A great deal of research has gone into developing instruments to analyse classroom interactions based on different criteria for “quality interactions”. There are mainly two kinds of interactions in educational relationships, defined as student–teacher (ST) and student–student (SS). An analysis of ST interactions tends to focus on evaluating the quality of teachers’ influence on and support of students. Flanders (1963) [60] assumed that teachers typically exerted their influence on students by means of verbal statements and thus proposed the “Flanders System of Interaction Analysis” (FSIA) to analyse both teacher talk and student talk. Pianta, Hamre, and Allen (2012) [61] instead divided teacher support into the domains of emotional support, classroom organization, and instrument support, thus developing the “Classroom Assessment Scoring System” (CLASS), which includes 11 dimensions based on the various domains to evaluate the effectiveness of interactions between teachers and children. As Johnson (1981) [62] noted, however, in addition to ST interactions, SS interactions are also necessary for students’ achievement, socialization, and healthy development. Kumpulainen and Wray (2001) [63] thus proposed the “Analytical Framework of Peer-group Interaction” (AFPI) to analyse SS interactions from sociocultural and sociocognitive perspectives. Hillman, Willis, and Gunawardena’s (1994) [64] research incorporated the learner–interface interaction into the instrument used to analyse interaction, while Gu and Wang (2004) [65] adapted FSIA by adding items to increase the focus on students’ behaviour and student–technology interactions, thus proposing the “Information Technology-based Interaction Analysis System” (ITIAS) to analyse interactions in the classroom in a manner integrated with information and communications technology (ICT) use. Mu and Zuo (2015) [66] similarly took ICT into consideration when proposing the “Teaching Behavior Analysis System” (TBAS), which was used to observe teacher and student behaviours, ST interactions, and the use of media in class. Wang et al. (2016) [50] similarly developed the “Smart Classroom-based Interaction Analysis System” (SCIAS) for primary and secondary schools, which includes an analysis of basic information, classroom facilities, and interactive processes.

Other research has focused on constructing an analysis instrument to consider interactions from the perspective of the learning process. Henri (1992) [67] proposed an analytical model that emphasized five dimensions of the learning process in a computer-mediated communications (CMC) environment: these were participation, interaction, social, cognitive, and metacognitive.
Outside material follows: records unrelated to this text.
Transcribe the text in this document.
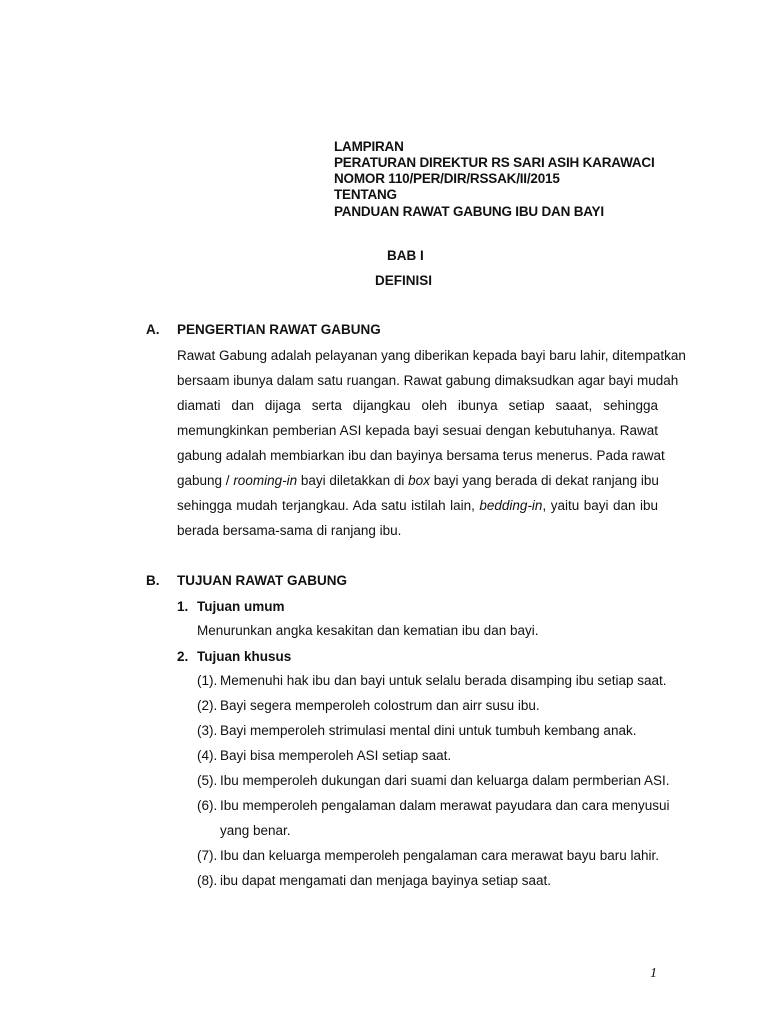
LAMPIRAN
PERATURAN DIREKTUR RS SARI ASIH KARAWACI
NOMOR 110/PER/DIR/RSSAK/II/2015
TENTANG
PANDUAN RAWAT GABUNG IBU DAN BAYI
BAB I
DEFINISI
A. PENGERTIAN RAWAT GABUNG
Rawat Gabung adalah pelayanan yang diberikan kepada bayi baru lahir, ditempatkan
bersaam ibunya dalam satu ruangan. Rawat gabung dimaksudkan agar bayi mudah
diamati dan dijaga serta dijangkau oleh ibunya setiap saaat, sehingga
memungkinkan pemberian ASI kepada bayi sesuai dengan kebutuhanya. Rawat
gabung adalah membiarkan ibu dan bayinya bersama terus menerus. Pada rawat
gabung / rooming-in bayi diletakkan di box bayi yang berada di dekat ranjang ibu
sehingga mudah terjangkau. Ada satu istilah lain, bedding-in, yaitu bayi dan ibu
berada bersama-sama di ranjang ibu.
B. TUJUAN RAWAT GABUNG
1. Tujuan umum
Menurunkan angka kesakitan dan kematian ibu dan bayi.
2. Tujuan khusus
(1). Memenuhi hak ibu dan bayi untuk selalu berada disamping ibu setiap saat.
(2). Bayi segera memperoleh colostrum dan airr susu ibu.
(3). Bayi memperoleh strimulasi mental dini untuk tumbuh kembang anak.
(4). Bayi bisa memperoleh ASI setiap saat.
(5). Ibu memperoleh dukungan dari suami dan keluarga dalam permberian ASI.
(6). Ibu memperoleh pengalaman dalam merawat payudara dan cara menyusui
yang benar.
(7). Ibu dan keluarga memperoleh pengalaman cara merawat bayu baru lahir.
(8). ibu dapat mengamati dan menjaga bayinya setiap saat.
1
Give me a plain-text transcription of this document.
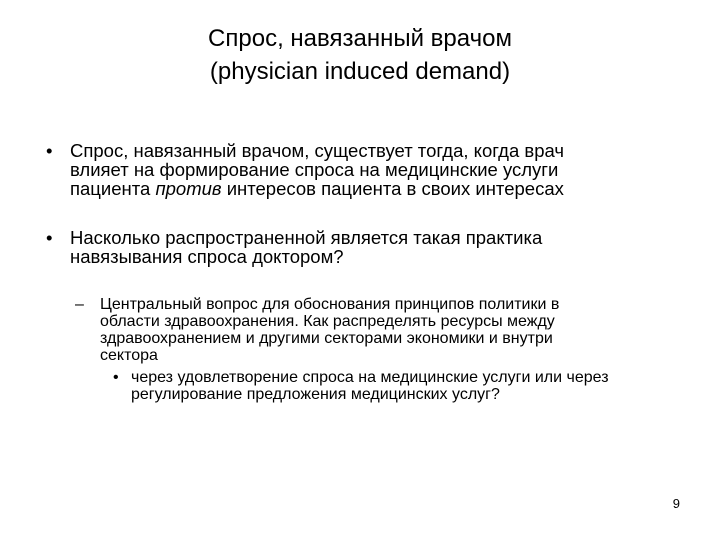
Спрос, навязанный врачом
(physician induced demand)
• Спрос, навязанный врачом, существует тогда, когда врач
влияет на формирование спроса на медицинские услуги
пациента против интересов пациента в своих интересах
• Насколько распространенной является такая практика
навязывания спроса доктором?
– Центральный вопрос для обоснования принципов политики в
области здравоохранения. Как распределять ресурсы между
здравоохранением и другими секторами экономики и внутри
сектора
• через удовлетворение спроса на медицинские услуги или через
регулирование предложения медицинских услуг?
9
After examining this model and other studies, Sing and Khine (2006) [68] then concluded that the most commonly used interaction dimensions were participation, cognitive processing, and social interaction.
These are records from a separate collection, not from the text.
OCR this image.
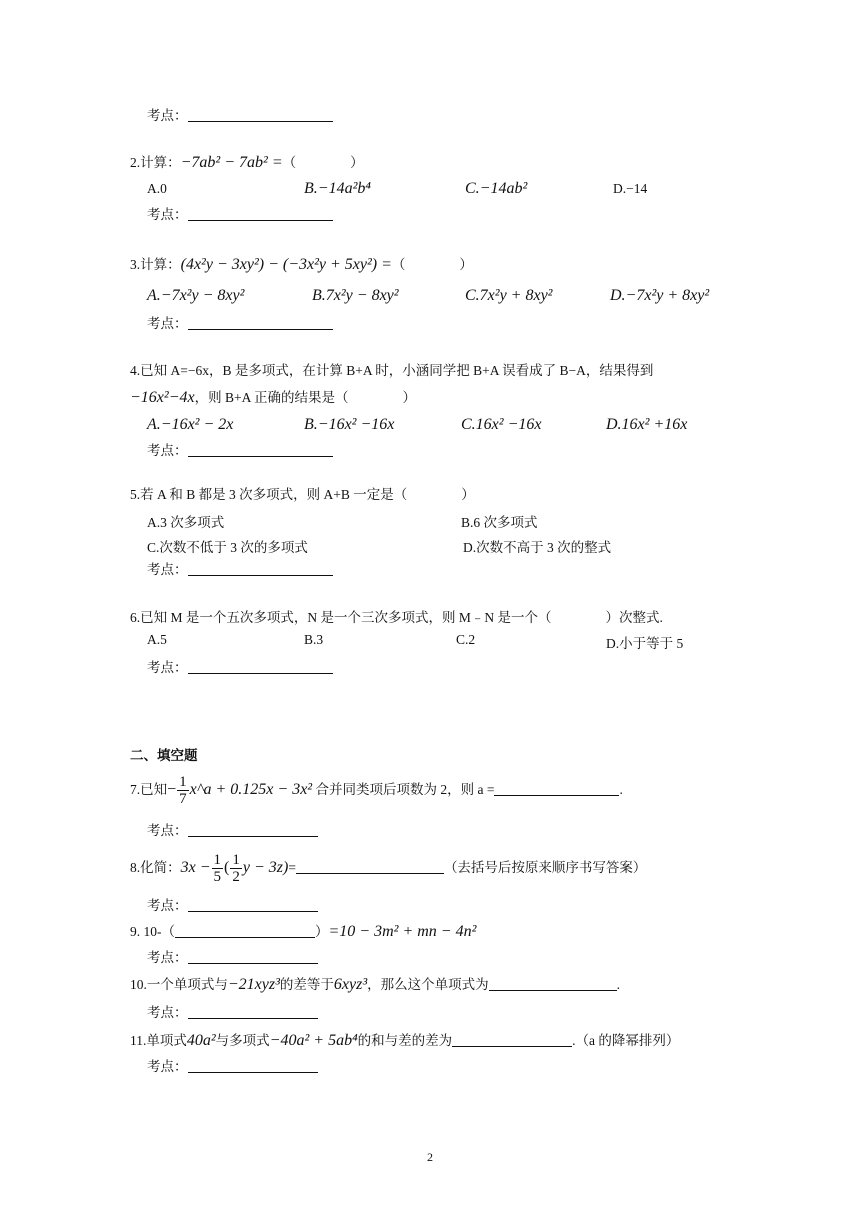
考点：
2.计算：−7ab² − 7ab² =（　　　　）
A.0	B.−14a²b⁴	C.−14ab²	D.−14
考点：
3.计算：(4x²y − 3xy²) − (−3x²y + 5xy²) =（　　　　）
A.−7x²y − 8xy²	B.7x²y − 8xy²	C.7x²y + 8xy²	D.−7x²y + 8xy²
考点：
4.已知 A=−6x，B 是多项式，在计算 B+A 时，小涵同学把 B+A 误看成了 B−A，结果得到
−16x²−4x，则 B+A 正确的结果是（　　　　）
A.−16x² − 2x	B.−16x² −16x	C.16x² −16x	D.16x² +16x
考点：
5.若 A 和 B 都是 3 次多项式，则 A+B 一定是（　　　　）
A.3 次多项式	B.6 次多项式
C.次数不低于 3 次的多项式	D.次数不高于 3 次的整式
考点：
6.已知 M 是一个五次多项式，N 是一个三次多项式，则 M﹣N 是一个（　　　　）次整式.
A.5	B.3	C.2	D.小于等于 5
考点：
二、填空题
7.已知− $\frac{1}{7}$ x^a + 0.125x − 3x² 合并同类项后项数为 2，则 a =	.
考点：
8.化简：$3x - \frac{1}{5}$ ( $\frac{1}{2}$ y − 3z)=	（去括号后按原来顺序书写答案）
考点：
9. 10-（	）=10 − 3m² + mn − 4n²
考点：
10.一个单项式与−21xyz³的差等于6xyz³，那么这个单项式为	.
考点：
11.单项式40a²与多项式−40a² + 5ab⁴的和与差的差为	.（a 的降幂排列）
考点：
2
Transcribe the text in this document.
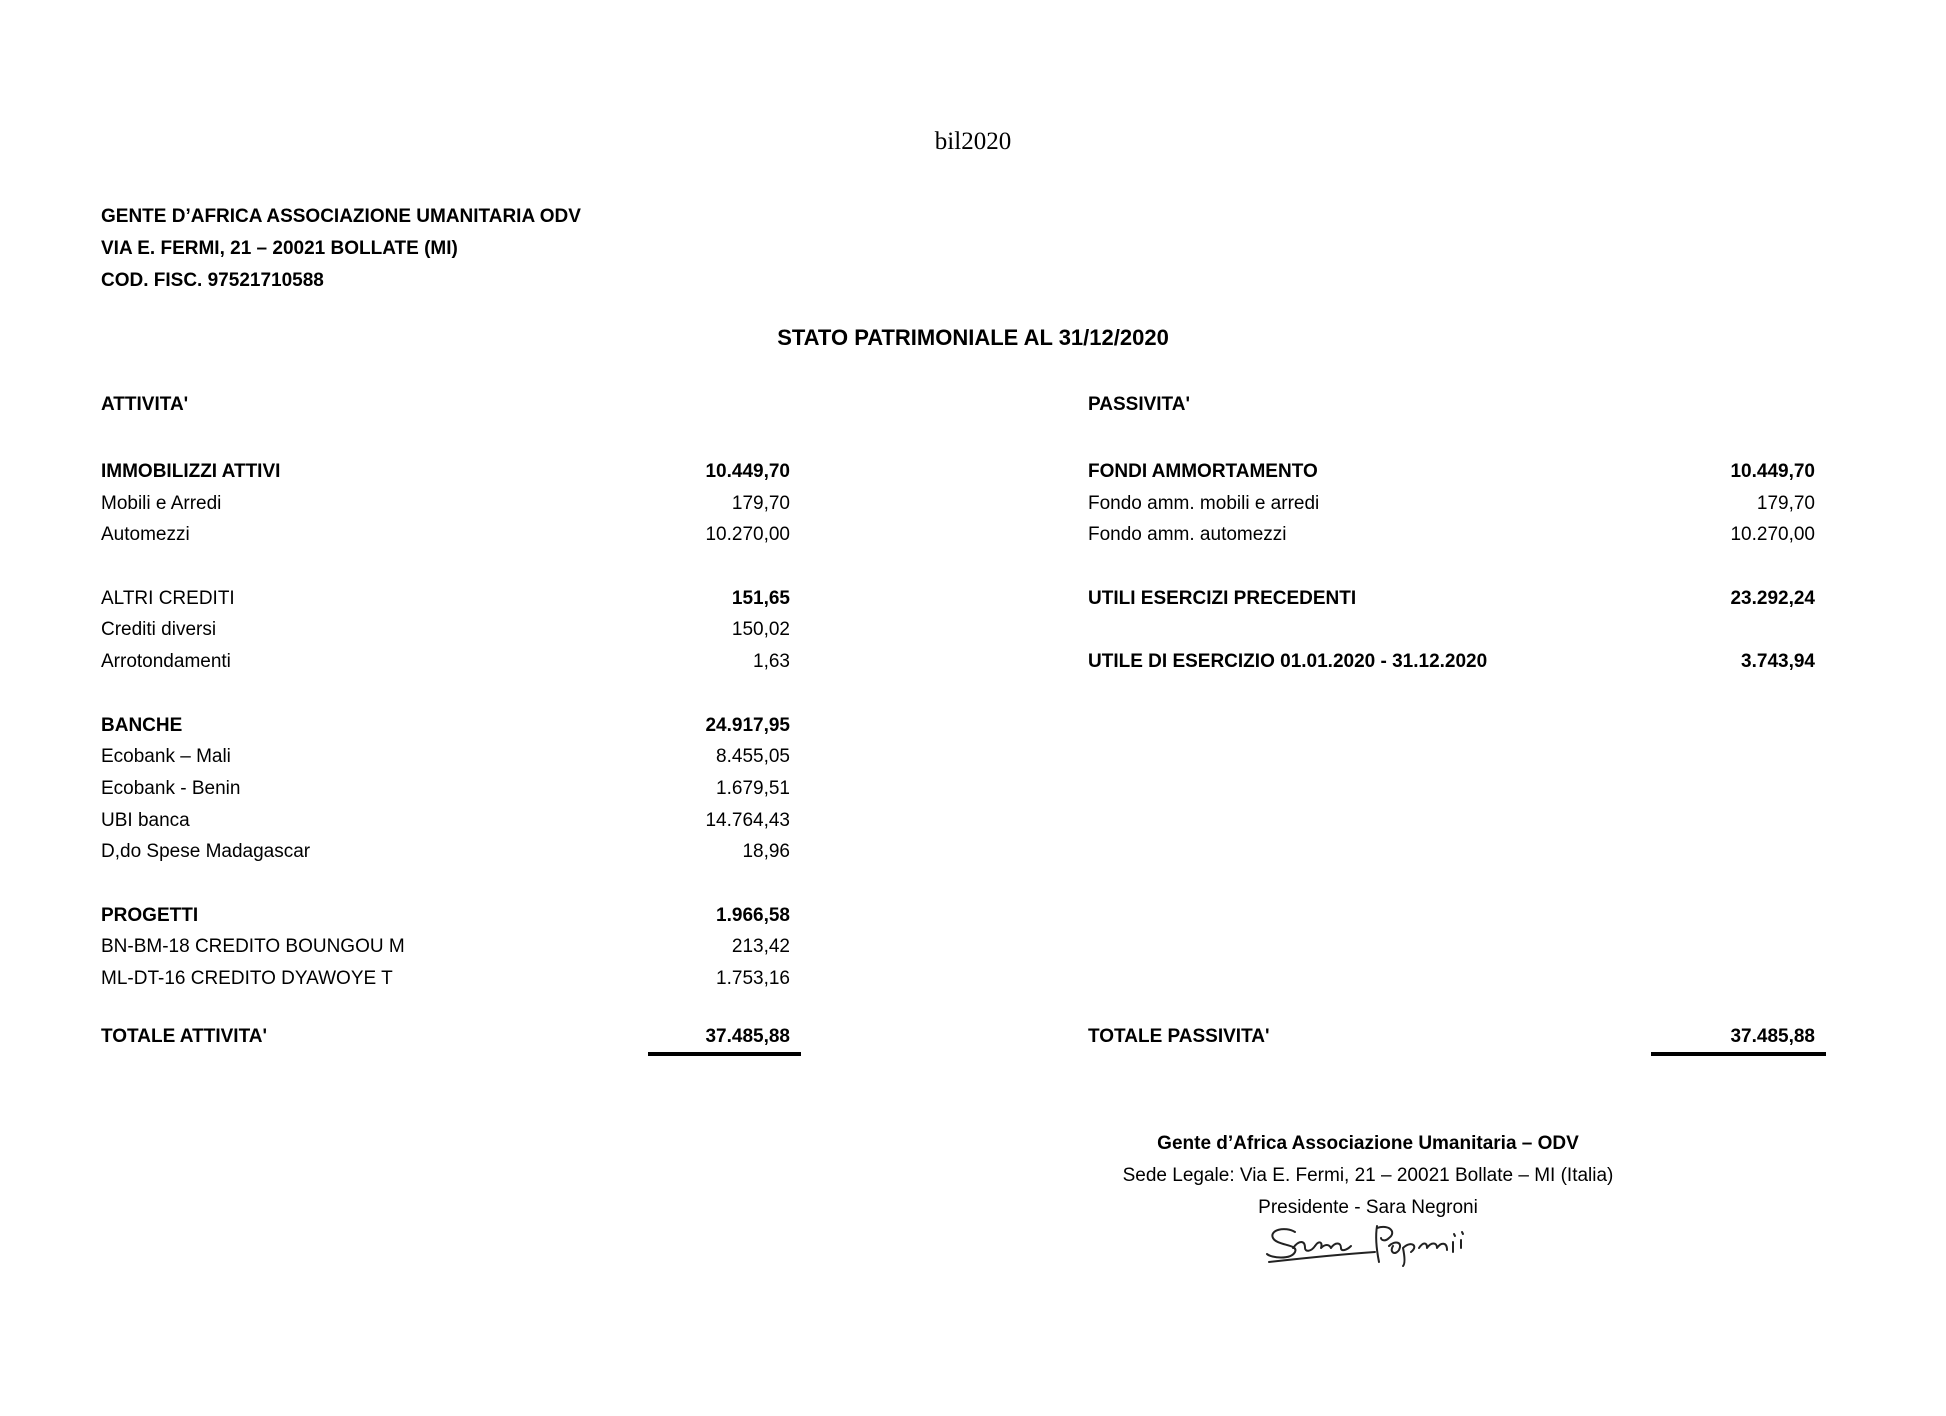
bil2020
GENTE D’AFRICA ASSOCIAZIONE UMANITARIA ODV
VIA E. FERMI, 21 – 20021 BOLLATE (MI)
COD. FISC. 97521710588
STATO PATRIMONIALE AL 31/12/2020
ATTIVITA'	PASSIVITA'
IMMOBILIZZI ATTIVI	10.449,70
Mobili e Arredi	179,70
Automezzi	10.270,00
ALTRI CREDITI	151,65
Crediti diversi	150,02
Arrotondamenti	1,63
BANCHE	24.917,95
Ecobank – Mali	8.455,05
Ecobank - Benin	1.679,51
UBI banca	14.764,43
D,do Spese Madagascar	18,96
PROGETTI	1.966,58
BN-BM-18 CREDITO BOUNGOU M	213,42
ML-DT-16 CREDITO DYAWOYE T	1.753,16
FONDI AMMORTAMENTO	10.449,70
Fondo amm. mobili e arredi	179,70
Fondo amm. automezzi	10.270,00
UTILI ESERCIZI PRECEDENTI	23.292,24
UTILE DI ESERCIZIO 01.01.2020 - 31.12.2020	3.743,94
TOTALE ATTIVITA'	37.485,88	TOTALE PASSIVITA'	37.485,88
Gente d’Africa Associazione Umanitaria – ODV
Sede Legale: Via E. Fermi, 21 – 20021 Bollate – MI (Italia)
Presidente - Sara Negroni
Due to the variety of different contexts in which these instruments were developed, they cannot be used to analyse the quality of interactions in university Smart Classrooms without alteration, however. FSIA and CLASS do not include sufficient indicators of SS interaction, as they are mainly aimed at evaluating ST interactions, while CLASS is most appropriate for early childhood education. Similarly, the instruments proposed by Henri, and Sing and Khine are predominantly used to evaluate interactions in distance education, rather than prioritizing face-to-face interactions, while ITIAS, TBAS, and SCIAS are largely used in primary and secondary schools and also do not focus on the quality of interactions. As a result, based on the research above, a novel framework adapted to university classroom interaction assessment needs to be developed.